You are witnessing a fundamental breakdown of the American dream, a systemic breakdown of our democracy and our capitalism, a breakdown driven by the blind insatiable greed of Wall Street: Dysfunctional government, insane markets, economy on the brink. Multiply that many times over and see a world in total disarray. Ignore it now, tomorrow will be too late.
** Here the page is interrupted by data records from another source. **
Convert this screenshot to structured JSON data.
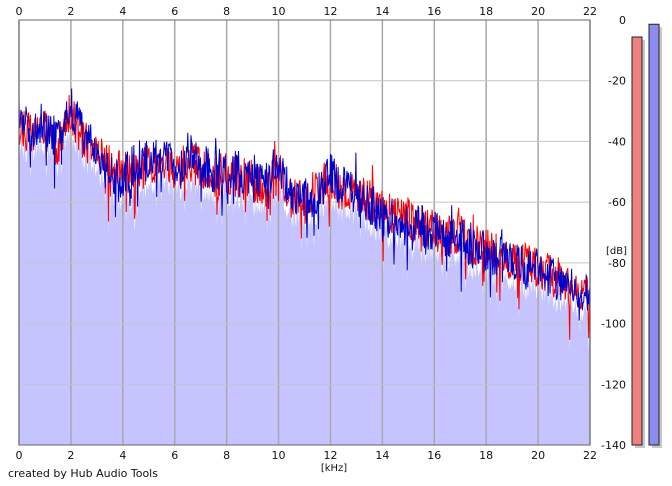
{
  "chart_data": {
    "type": "area",
    "xlabel": "[kHz]",
    "ylabel": "[dB]",
    "xlim": [
      0,
      22
    ],
    "ylim": [
      -140,
      0
    ],
    "x_ticks": [
      0,
      2,
      4,
      6,
      8,
      10,
      12,
      14,
      16,
      18,
      20,
      22
    ],
    "y_ticks": [
      0,
      -20,
      -40,
      -60,
      -80,
      -100,
      -120,
      -140
    ],
    "grid": true,
    "fill_color": "#c6c4ff",
    "series": [
      {
        "color": "#ff0000",
        "x": [
          0,
          0.5,
          1,
          1.5,
          2,
          2.5,
          3,
          3.5,
          4,
          4.5,
          5,
          5.5,
          6,
          6.5,
          7,
          7.5,
          8,
          8.5,
          9,
          9.5,
          10,
          10.5,
          11,
          11.5,
          12,
          12.5,
          13,
          13.5,
          14,
          14.5,
          15,
          15.5,
          16,
          16.5,
          17,
          17.5,
          18,
          18.5,
          19,
          19.5,
          20,
          20.5,
          21,
          21.5,
          22
        ],
        "values": [
          -35,
          -38,
          -36,
          -42,
          -30,
          -40,
          -44,
          -48,
          -50,
          -49,
          -48,
          -47,
          -50,
          -46,
          -49,
          -52,
          -50,
          -52,
          -53,
          -55,
          -50,
          -60,
          -58,
          -56,
          -52,
          -57,
          -57,
          -59,
          -63,
          -65,
          -66,
          -67,
          -69,
          -71,
          -70,
          -74,
          -75,
          -77,
          -79,
          -79,
          -82,
          -84,
          -88,
          -90,
          -91
        ]
      },
      {
        "color": "#0000cc",
        "x": [
          0,
          0.5,
          1,
          1.5,
          2,
          2.5,
          3,
          3.5,
          4,
          4.5,
          5,
          5.5,
          6,
          6.5,
          7,
          7.5,
          8,
          8.5,
          9,
          9.5,
          10,
          10.5,
          11,
          11.5,
          12,
          12.5,
          13,
          13.5,
          14,
          14.5,
          15,
          15.5,
          16,
          16.5,
          17,
          17.5,
          18,
          18.5,
          19,
          19.5,
          20,
          20.5,
          21,
          21.5,
          22
        ],
        "values": [
          -33,
          -36,
          -34,
          -40,
          -28,
          -38,
          -46,
          -50,
          -52,
          -47,
          -46,
          -45,
          -48,
          -44,
          -47,
          -50,
          -48,
          -50,
          -51,
          -54,
          -46,
          -58,
          -59,
          -57,
          -51,
          -55,
          -58,
          -61,
          -64,
          -66,
          -68,
          -68,
          -70,
          -72,
          -72,
          -75,
          -77,
          -78,
          -80,
          -81,
          -83,
          -85,
          -88,
          -89,
          -90
        ]
      }
    ]
  },
  "meters": [
    {
      "color": "#f08080",
      "level": 0.96
    },
    {
      "color": "#8e8cf0",
      "level": 0.99
    }
  ],
  "credit": "created by Hub Audio Tools"
}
Not a war about ideology, but an economic game-changer

This is a war to control 299 million American taxpayers. A war waged by the "Happy Conspiracy" Jack Bogle profiled in his 2004 "Battle for the Soul of Capitalism," a war machine of Fat Cat Bankers, CEOs, 42,000 mercenary lobbyists and a Congress held hostage to unlimited campaign donations. Their conspiracy has been waging this war against Americans for decades, long before the Supreme Court exposed their dirty secret.
Yes, your enemy is that "Happy Conspiracy:" It has degraded into a pseudo-capitalism with no conscience, no sense of the public good, hell-bent on controlling America's mind, your money and the global markets for its own selfish ends. And eventually it will trigger the game-changing global-debt bomb, the third global meltdown of the century that finally ignites the Great Depression II, plunging us into an era of anarchy."

Tuesday, April 20, 2010

It May Be an Oncoming Train: US Banks Facing $1.4tn Crisis over Commercial Property Loans

"America's fragile high street banks are bracing themselves for a fresh financial crunch as a wave of commercial property mortgages go sour on offices, shops and factories, causing losses of up to $300bn (£192bn) hitting nearly 3,000 small- and medium-sized financial institutions.
A congressional oversight panel charged with scrutinising the Obama administration's bailout efforts has warned that $1.4tn of loans covering commercial premises will reach maturity between 2011 and 2014. After a plunge in property prices, nearly half of these loans are underwater, with borrowers owing more than their underlying property is worth.
An analysis by the panel found that 2,988 of America's 8,100 banks have potentially dangerous exposure to commercial property loans. The impact could damage hopes of a US economic recovery and could cause a further squeeze in the availability of credit to consumers and businesses."